Après l’annonce du suicide du célèbre disc-jockey suédois Avicii, des soignants en psychiatrie lillois invitent les médias à la prudence. Pour éviter tout risque d’effet de contagion chez des fans vulnérables.

Comment faut-il parler du suicide dans les médias ? Et quels mots utiliser notamment quand il s’agit d’une célébrité ayant de milliers de fans ? Ce débat se pose depuis qu’un site américain a révélé, mardi 2 mai, que le célèbre DJ suédois, Avicii, s’était suicidé. Ce qui a incité un groupe de professionnels de santé mentale de Lille à inviter les médias à la prudence. « Le suicide d’une célébrité envoie à ses fans un message douloureux. Auréolé de la force symbolique dont elle jouissait, son geste est susceptible d’apparaître de façon trompeuse comme une solution à adopter  », indique les membres du programme de prévention du suicide Papageno, mis en place par la Fédération de recherche en psychiatrie et santé mentale des Hauts de France.

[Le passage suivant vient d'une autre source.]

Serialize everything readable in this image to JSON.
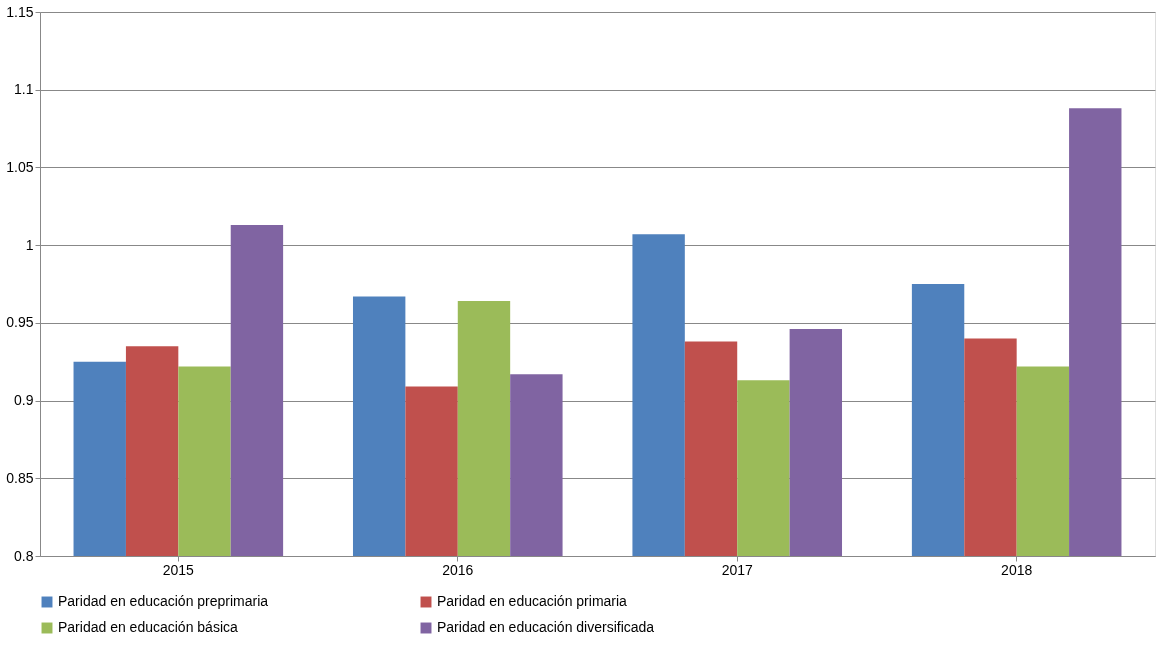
{
  "chart_data": {
    "type": "bar",
    "categories": [
      "2015",
      "2016",
      "2017",
      "2018"
    ],
    "series": [
      {
        "name": "Paridad en educación preprimaria",
        "color": "#4f81bd",
        "values": [
          0.925,
          0.967,
          1.007,
          0.975
        ]
      },
      {
        "name": "Paridad en educación primaria",
        "color": "#c0504d",
        "values": [
          0.935,
          0.909,
          0.938,
          0.94
        ]
      },
      {
        "name": "Paridad en educación básica",
        "color": "#9bbb59",
        "values": [
          0.922,
          0.964,
          0.913,
          0.922
        ]
      },
      {
        "name": "Paridad en educación diversificada",
        "color": "#8064a2",
        "values": [
          1.013,
          0.917,
          0.946,
          1.088
        ]
      }
    ],
    "ylim": [
      0.8,
      1.15
    ],
    "yticks": [
      0.8,
      0.85,
      0.9,
      0.95,
      1,
      1.05,
      1.1,
      1.15
    ],
    "grid": "y",
    "legend": "bottom"
  }
}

« Donner le moins de détails possible »

C’est le 20 avril que le corps d’Avicii a été retrouvé à Mascate, la capitale du sultanat d’Oman. « Il ne pouvait plus continuer. Il voulait trouver la paix » , avait alors indiqué la famille, sans préciser de manière explicite que le jeune homme de 28 ans s’était donné la mort. Une précaution dont ne s’est pas embarrassé le site sensationnaliste TMZ. « C’est ce qui nous a poussés à réagir. Nous estimons en effet que les médias doivent donner le moins de détails possible sur un suicide. Détailler le mode opératoire, c’est prendre le risque de rendre plus accessible et concret la possibilité d’un passage à l’acte chez une personne vulnérable avec déjà des idées suicidaires  », indique Nathalie Pauwels, responsable du déploiement du programme Papageno.